Not political at all on my end; they’re just very successful politicians to me (I don’t care much about US American politics). My assumptions about Bill and Hillary Clinton are that Hillary married Bill because he was going to be president some day, she wanted to be there when he did, she knows about everything he does, and she doesn’t care as long as it doesn’t affect her ambitions.
But what if these partners have these “meaningless one night stands”-or at least what was honestly entered into as meaningless-and it becomes meaningful nonetheless? Would the spouses still be ok sharing?
And what if a partner in a monogamous relationship has a friendship which starts to cross the line into an emotional affair?
In any arrangement, honesty and playing by the agreed upon rules in paramount. I had a female friend who started to subtly indicate that it was OK to have more than friendship, which would definitely not be OK with Mrs. Bayer. We’re not poly and I dropped the friendship. I would expect that if the rules of such an open relationship would do something similar.
good working relationships need honesty, communication and problem solving mechanisms.
there is much written about polyamory, and because it is against the cultural norm many of the people who do it then have read what is out there. it is pretty much stated that you need honesty, communication and problem solving mechanisms to make it work. this often leads to people who do polyamory successfully being more stable than the average monogamous relationship.
some swingers might have developed honesty, communication and problem solving mechanisms and are set to accommodate changes. some swingers might be the type to ‘i don’t want to think about what you do’ or ‘we don’t need rules because it isn’t serious’ and could get into trouble.
there is a smaller group of people that are bout polyamory and swingers, with rules/goals/expectations for each. these people might be better prepared than those who are swingers only.
This is an honest question and not meant to be argumentative but are people who are okay with this, okay with it because it gives them a license to do the same?
Because otherwise, I just can’t comprehend how someone would be okay knowing a stranger was touching their Significant Other in that way. Just thinking about it in the abstract makes my stomach turn. I swear I am not a jealous or possessive person (I like to think I am easy going in relationships and I know that I am trusting) but I just couldn’t abide by that. However, I could see how doing the same thing would make it a bit easier to handle.
I’m okay with it because I don’t have the slightest interest in what goes on in the bedroom of two or more consenting adults. If they are making their lives easier and more pleasant by engaging in a “non-traditional” relationship, then more power to them.

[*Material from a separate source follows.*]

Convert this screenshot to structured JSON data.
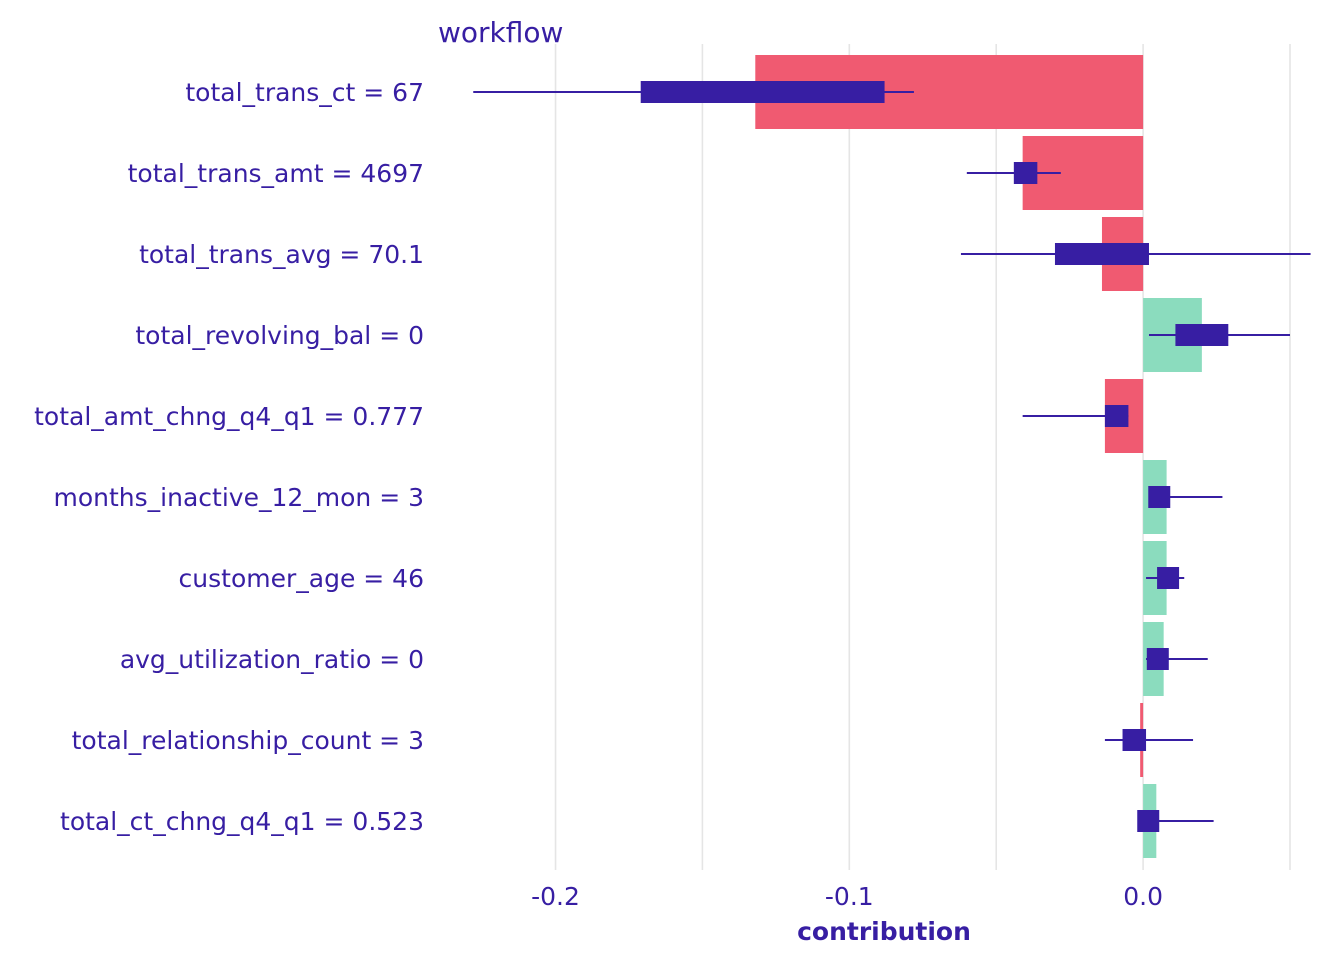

For the record, I’ve never been in a poly relationship, and I don’t think it would work for me. But if people want to do it, they should go right ahead, if that’s what works for them.
You’re not going to understand, and you don’t have to/aren’t supposed to understand. Attempts at explaining it would be pointless – not because you aren’t smart or open-minded enough, but just because you’re not wired that way. All that’s asked of you is to accept and respect that some others are wired differently.
When it happened to me, in the open marriage, I told my husband immediately. It was, by the rules of our relationship, “cheating” for me to put someone else before him in my heart and priorities. As soon as, and I mean within hours, I realized that The New Guy meant more to me than my husband, I told him. We discussed it (I and my husband and the three of us), and decided that a triad wasn’t going to work, and as neither my husband nor I were happy in the marriage at that point anyhow, it was best if we divorced. And we would have done so regardless of whether or not The New Guy and I stayed in our relationship. It was not the cause of our demise, but an impetus for a divorce that should have happened at least 2 years before it did.
^That sounds very cerebral. There were, in reality, some fireworks and tears for a few weeks. But in the long run, it’s worked beautifully. I won’t say we’re bestest of friends, but the judge at our (DIY) divorce hearing congratulated us on our handling of the divorce, all four of us (my ex, his girlfriend, me and my SO) are functional co-parents of our little girl and we continue to go to the same social functions and share a group of friends.